Dans l’Europe orientale au début du XVIIIe siècle, aux confins de la Prusse et de la Pologne, le jeune roi Charles XII de Suède rêve de se tailler un empire qui irait de la Baltique à la mer Noire… et y réussit presque. Deux hommes en fuite parcourent les routes enneigées de Silésie. L’un d’eux est un voleur, Piège-à-poules, l’autre un aristocrate déserteur de l’armée suédoise. A bout de force, ce dernier suggère au voleur de se rendre dans un village proche où vit un de ses cousins fortunés et d’en rapporter subsistance et vêtements.
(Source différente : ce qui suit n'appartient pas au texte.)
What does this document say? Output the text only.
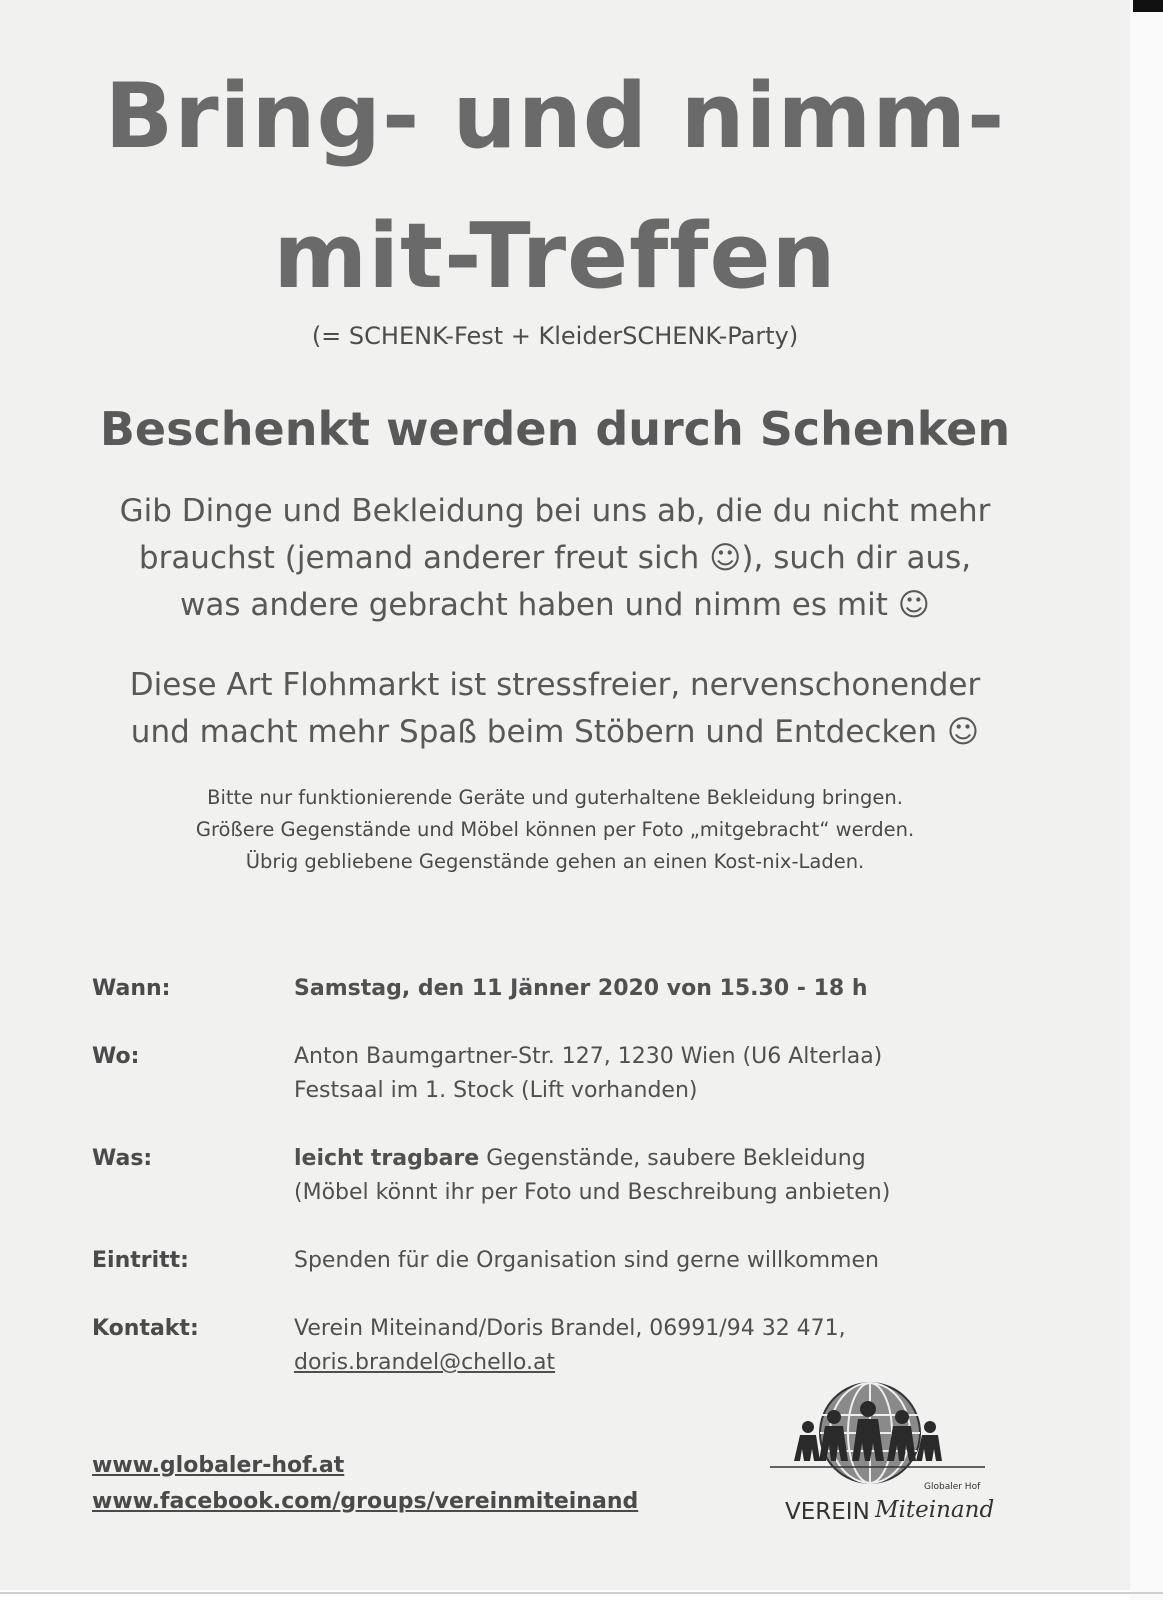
Bring- und nimm-
mit-Treffen
(= SCHENK-Fest + KleiderSCHENK-Party)
Beschenkt werden durch Schenken
Gib Dinge und Bekleidung bei uns ab, die du nicht mehr
brauchst (jemand anderer freut sich ☺), such dir aus,
was andere gebracht haben und nimm es mit ☺
Diese Art Flohmarkt ist stressfreier, nervenschonender
und macht mehr Spaß beim Stöbern und Entdecken ☺
Bitte nur funktionierende Geräte und guterhaltene Bekleidung bringen.
Größere Gegenstände und Möbel können per Foto „mitgebracht“ werden.
Übrig gebliebene Gegenstände gehen an einen Kost-nix-Laden.
Wann:	Samstag, den 11 Jänner 2020 von 15.30 - 18 h
Wo:	Anton Baumgartner-Str. 127, 1230 Wien (U6 Alterlaa)
Festsaal im 1. Stock (Lift vorhanden)
Was:	leicht tragbare Gegenstände, saubere Bekleidung
(Möbel könnt ihr per Foto und Beschreibung anbieten)
Eintritt:	Spenden für die Organisation sind gerne willkommen
Kontakt:	Verein Miteinand/Doris Brandel, 06991/94 32 471,
doris.brandel@chello.at
www.globaler-hof.at
www.facebook.com/groups/vereinmiteinand	VEREIN Miteinand
Globaler Hof
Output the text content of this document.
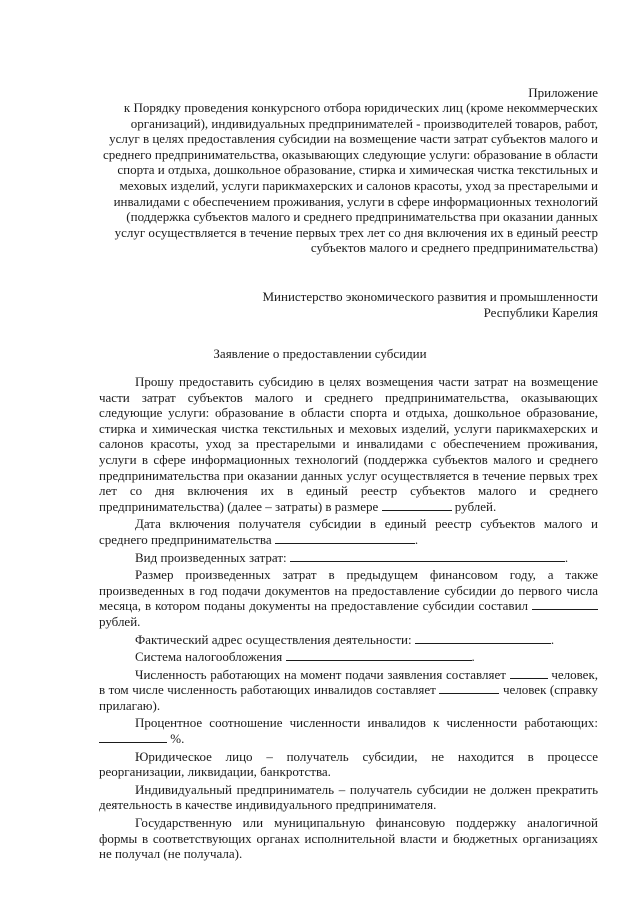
Приложение
к Порядку проведения конкурсного отбора юридических лиц (кроме некоммерческих организаций), индивидуальных предпринимателей - производителей товаров, работ, услуг в целях предоставления субсидии на возмещение части затрат субъектов малого и среднего предпринимательства, оказывающих следующие услуги: образование в области спорта и отдыха, дошкольное образование, стирка и химическая чистка текстильных и меховых изделий, услуги парикмахерских и салонов красоты, уход за престарелыми и инвалидами с обеспечением проживания, услуги в сфере информационных технологий (поддержка субъектов малого и среднего предпринимательства при оказании данных услуг осуществляется в течение первых трех лет со дня включения их в единый реестр субъектов малого и среднего предпринимательства)
Министерство экономического развития и промышленности
Республики Карелия
Заявление о предоставлении субсидии

Прошу предоставить субсидию в целях возмещения части затрат на возмещение части затрат субъектов малого и среднего предпринимательства, оказывающих следующие услуги: образование в области спорта и отдыха, дошкольное образование, стирка и химическая чистка текстильных и меховых изделий, услуги парикмахерских и салонов красоты, уход за престарелыми и инвалидами с обеспечением проживания, услуги в сфере информационных технологий (поддержка субъектов малого и среднего предпринимательства при оказании данных услуг осуществляется в течение первых трех лет со дня включения их в единый реестр субъектов малого и среднего предпринимательства) (далее – затраты) в размере	рублей.

Дата включения получателя субсидии в единый реестр субъектов малого и среднего предпринимательства	.

Вид произведенных затрат:	.

Размер произведенных затрат в предыдущем финансовом году, а также произведенных в год подачи документов на предоставление субсидии до первого числа месяца, в котором поданы документы на предоставление субсидии составил  рублей.

Фактический адрес осуществления деятельности:	.

Система налогообложения	.

Численность работающих на момент подачи заявления составляет	человек, в том числе численность работающих инвалидов составляет	человек (справку прилагаю).

Процентное соотношение численности инвалидов к численности работающих:  %.

Юридическое лицо – получатель субсидии, не находится в процессе реорганизации, ликвидации, банкротства.

Индивидуальный предприниматель – получатель субсидии не должен прекратить деятельность в качестве индивидуального предпринимателя.

Государственную или муниципальную финансовую поддержку аналогичной формы в соответствующих органах исполнительной власти и бюджетных организациях не получал (не получала).
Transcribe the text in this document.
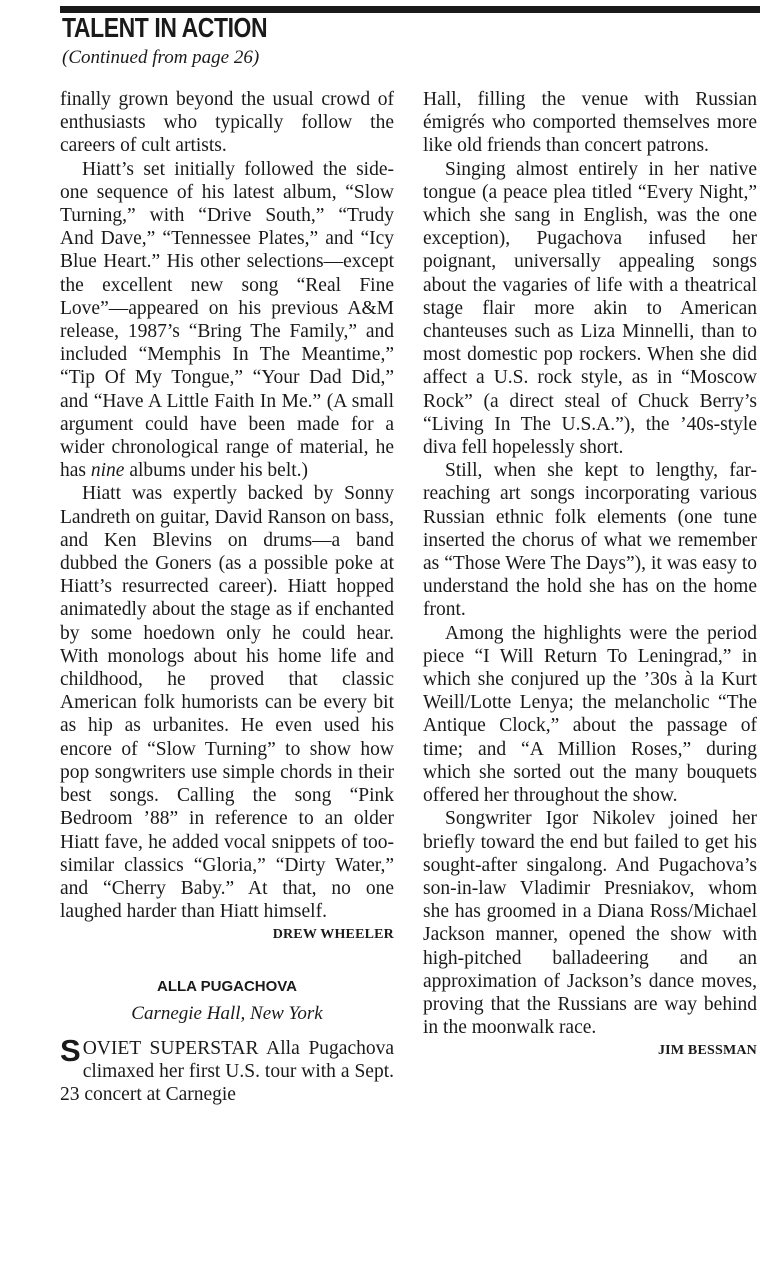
TALENT IN ACTION

(Continued from page 26)

finally grown beyond the usual crowd of enthusiasts who typically follow the careers of cult artists.

Hiatt’s set initially followed the side-one sequence of his latest album, “Slow Turning,” with “Drive South,” “Trudy And Dave,” “Tennessee Plates,” and “Icy Blue Heart.” His other selections—except the excellent new song “Real Fine Love”—appeared on his previous A&M release, 1987’s “Bring The Family,” and included “Memphis In The Meantime,” “Tip Of My Tongue,” “Your Dad Did,” and “Have A Little Faith In Me.” (A small argument could have been made for a wider chronological range of material, he has nine albums under his belt.)

Hiatt was expertly backed by Sonny Landreth on guitar, David Ranson on bass, and Ken Blevins on drums—a band dubbed the Goners (as a possible poke at Hiatt’s resurrected career). Hiatt hopped animatedly about the stage as if enchanted by some hoedown only he could hear. With monologs about his home life and childhood, he proved that classic American folk humorists can be every bit as hip as urbanites. He even used his encore of “Slow Turning” to show how pop songwriters use simple chords in their best songs. Calling the song “Pink Bedroom ’88” in reference to an older Hiatt fave, he added vocal snippets of too-similar classics “Gloria,” “Dirty Water,” and “Cherry Baby.” At that, no one laughed harder than Hiatt himself.

DREW WHEELER

ALLA PUGACHOVA
Carnegie Hall, New York

SOVIET SUPERSTAR Alla Pugachova climaxed her first U.S. tour with a Sept. 23 concert at Carnegie

Hall, filling the venue with Russian émigrés who comported themselves more like old friends than concert patrons.

Singing almost entirely in her native tongue (a peace plea titled “Every Night,” which she sang in English, was the one exception), Pugachova infused her poignant, universally appealing songs about the vagaries of life with a theatrical stage flair more akin to American chanteuses such as Liza Minnelli, than to most domestic pop rockers. When she did affect a U.S. rock style, as in “Moscow Rock” (a direct steal of Chuck Berry’s “Living In The U.S.A.”), the ’40s-style diva fell hopelessly short.

Still, when she kept to lengthy, far-reaching art songs incorporating various Russian ethnic folk elements (one tune inserted the chorus of what we remember as “Those Were The Days”), it was easy to understand the hold she has on the home front.

Among the highlights were the period piece “I Will Return To Leningrad,” in which she conjured up the ’30s à la Kurt Weill/Lotte Lenya; the melancholic “The Antique Clock,” about the passage of time; and “A Million Roses,” during which she sorted out the many bouquets offered her throughout the show.

Songwriter Igor Nikolev joined her briefly toward the end but failed to get his sought-after singalong. And Pugachova’s son-in-law Vladimir Presniakov, whom she has groomed in a Diana Ross/Michael Jackson manner, opened the show with high-pitched balladeering and an approximation of Jackson’s dance moves, proving that the Russians are way behind in the moonwalk race.

JIM BESSMAN
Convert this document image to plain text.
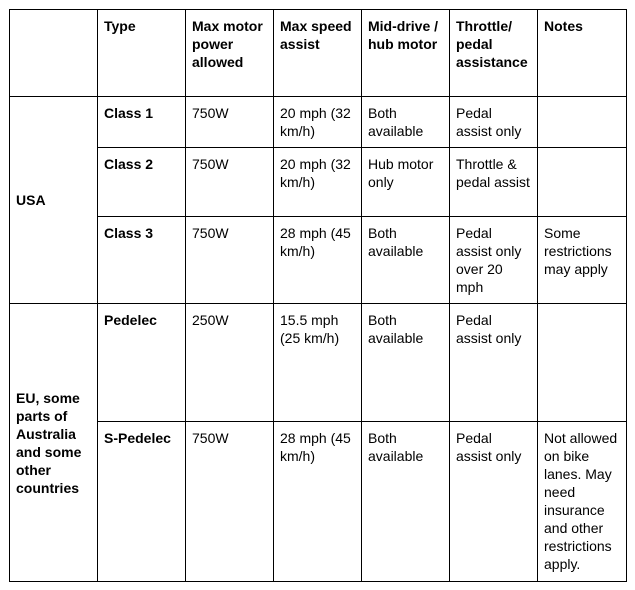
	Type	Max motor power allowed	Max speed assist	Mid-drive / hub motor	Throttle/ pedal assistance	Notes
USA	Class 1	750W	20 mph (32 km/h)	Both available	Pedal assist only	
	Class 2	750W	20 mph (32 km/h)	Hub motor only	Throttle & pedal assist	
	Class 3	750W	28 mph (45 km/h)	Both available	Pedal assist only over 20 mph	Some restrictions may apply
EU, some parts of Australia and some other countries	Pedelec	250W	15.5 mph (25 km/h)	Both available	Pedal assist only	
	S-Pedelec	750W	28 mph (45 km/h)	Both available	Pedal assist only	Not allowed on bike lanes. May need insurance and other restrictions apply.
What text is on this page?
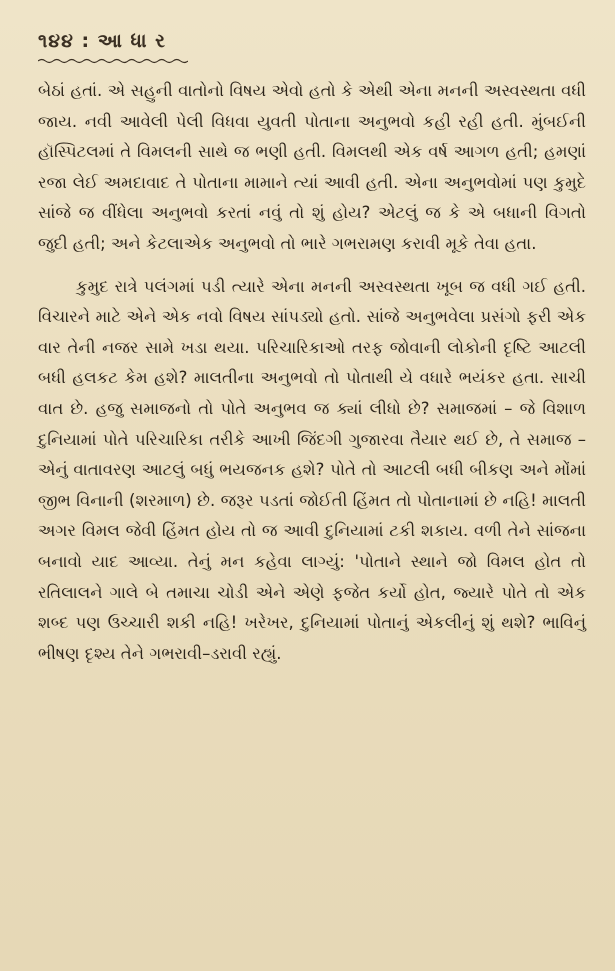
૧૪૪ : આ ધા ર

બેઠાં હતાં. એ સહુની વાતોનો વિષય એવો હતો કે એથી એના મનની અસ્વસ્થતા વધી જાય. નવી આવેલી પેલી વિધવા યુવતી પોતાના અનુભવો કહી રહી હતી. મુંબઈની હૉસ્પિટલમાં તે વિમલની સાથે જ ભણી હતી. વિમલથી એક વર્ષ આગળ હતી; હમણાં રજા લેઈ અમદાવાદ તે પોતાના મામાને ત્યાં આવી હતી. એના અનુભવોમાં પણ કુમુદે સાંજે જ વીંધેલા અનુભવો કરતાં નવું તો શું હોય? એટલું જ કે એ બધાની વિગતો જુદી હતી; અને કેટલાએક અનુભવો તો ભારે ગભરામણ કરાવી મૂકે તેવા હતા.

કુમુદ રાત્રે પલંગમાં પડી ત્યારે એના મનની અસ્વસ્થતા ખૂબ જ વધી ગઈ હતી. વિચારને માટે એને એક નવો વિષય સાંપડ્યો હતો. સાંજે અનુભવેલા પ્રસંગો ફરી એક વાર તેની નજર સામે ખડા થયા. પરિચારિકાઓ તરફ જોવાની લોકોની દૃષ્ટિ આટલી બધી હલકટ કેમ હશે? માલતીના અનુભવો તો પોતાથી યે વધારે ભયંકર હતા. સાચી વાત છે. હજુ સમાજનો તો પોતે અનુભવ જ ક્યાં લીધો છે? સમાજમાં – જે વિશાળ દુનિયામાં પોતે પરિચારિકા તરીકે આખી જિંદગી ગુજારવા તૈયાર થઈ છે, તે સમાજ – એનું વાતાવરણ આટલું બધું ભયજનક હશે? પોતે તો આટલી બધી બીકણ અને મોંમાં જીભ વિનાની (શરમાળ) છે. જરૂર પડતાં જોઈતી હિંમત તો પોતાનામાં છે નહિ! માલતી અગર વિમલ જેવી હિંમત હોય તો જ આવી દુનિયામાં ટકી શકાય. વળી તેને સાંજના બનાવો યાદ આવ્યા. તેનું મન કહેવા લાગ્યું: 'પોતાને સ્થાને જો વિમલ હોત તો રતિલાલને ગાલે બે તમાચા ચોડી એને એણે ફજેત કર્યો હોત, જ્યારે પોતે તો એક શબ્દ પણ ઉચ્ચારી શકી નહિ! ખરેખર, દુનિયામાં પોતાનું એકલીનું શું થશે? ભાવિનું ભીષણ દૃશ્ય તેને ગભરાવી–ડરાવી રહ્યું.
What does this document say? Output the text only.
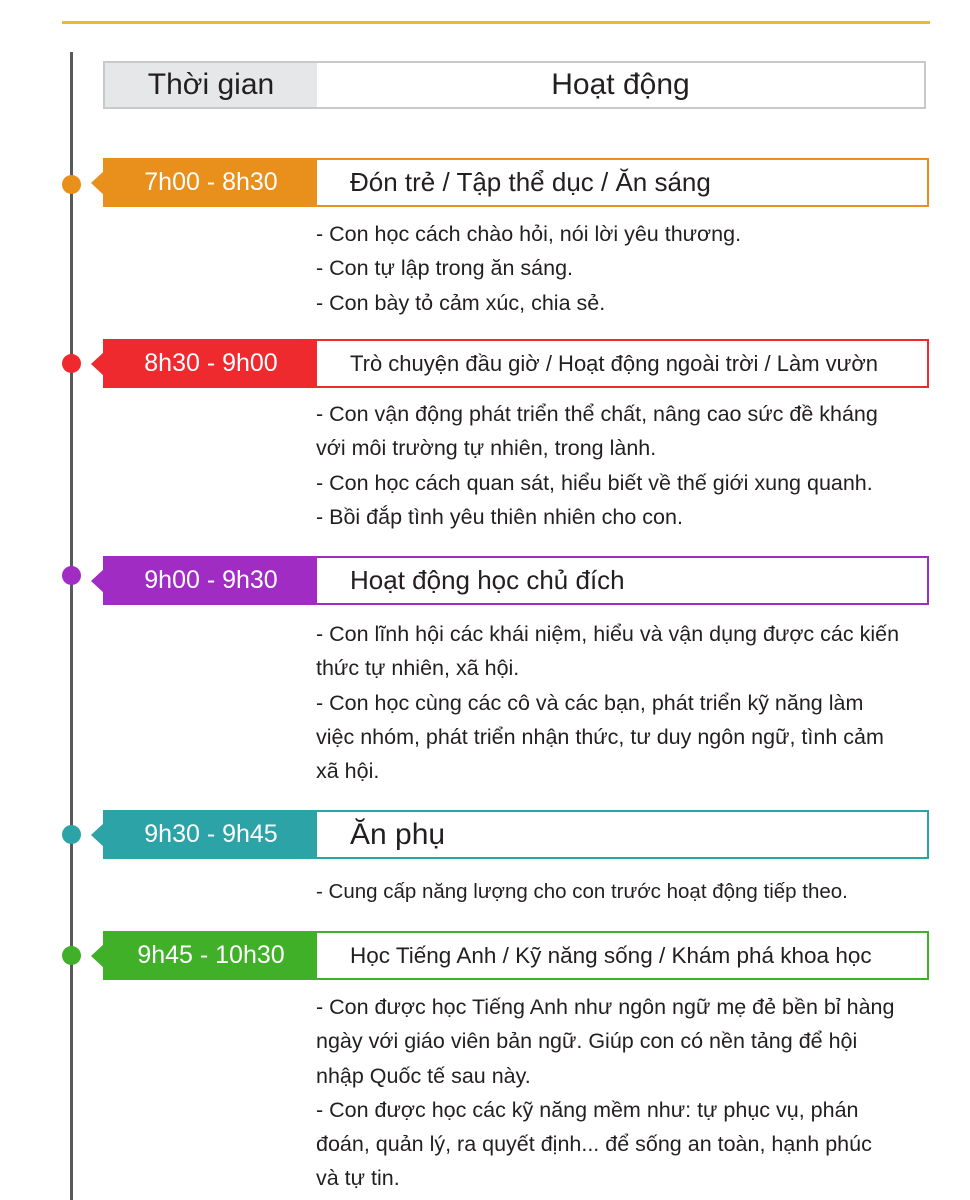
Thời gian	Hoạt động
7h00 - 8h30	Đón trẻ / Tập thể dục / Ăn sáng
- Con học cách chào hỏi, nói lời yêu thương.
- Con tự lập trong ăn sáng.
- Con bày tỏ cảm xúc, chia sẻ.
8h30 - 9h00	Trò chuyện đầu giờ / Hoạt động ngoài trời / Làm vườn
- Con vận động phát triển thể chất, nâng cao sức đề kháng
với môi trường tự nhiên, trong lành.
- Con học cách quan sát, hiểu biết về thế giới xung quanh.
- Bồi đắp tình yêu thiên nhiên cho con.
9h00 - 9h30	Hoạt động học chủ đích
- Con lĩnh hội các khái niệm, hiểu và vận dụng được các kiến
thức tự nhiên, xã hội.
- Con học cùng các cô và các bạn, phát triển kỹ năng làm
việc nhóm, phát triển nhận thức, tư duy ngôn ngữ, tình cảm
xã hội.
9h30 - 9h45	Ăn phụ
- Cung cấp năng lượng cho con trước hoạt động tiếp theo.
9h45 - 10h30	Học Tiếng Anh / Kỹ năng sống / Khám phá khoa học
- Con được học Tiếng Anh như ngôn ngữ mẹ đẻ bền bỉ hàng
ngày với giáo viên bản ngữ. Giúp con có nền tảng để hội
nhập Quốc tế sau này.
- Con được học các kỹ năng mềm như: tự phục vụ, phán
đoán, quản lý, ra quyết định... để sống an toàn, hạnh phúc
và tự tin.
Son compagnon découvre une propriété en ruine. Séduit par la beauté de la jeune maîtresse de maison, il monte un plan machiavélique et décide de prendre l’identité du noble. Et c’est son histoire qui nous est contée : poursuite endiablée d’un bonheur qui toujours échappe, jusqu’à la chute finale, attendue et d’autant mieux pathétique, où la Mort reprend ironiquement ses droits.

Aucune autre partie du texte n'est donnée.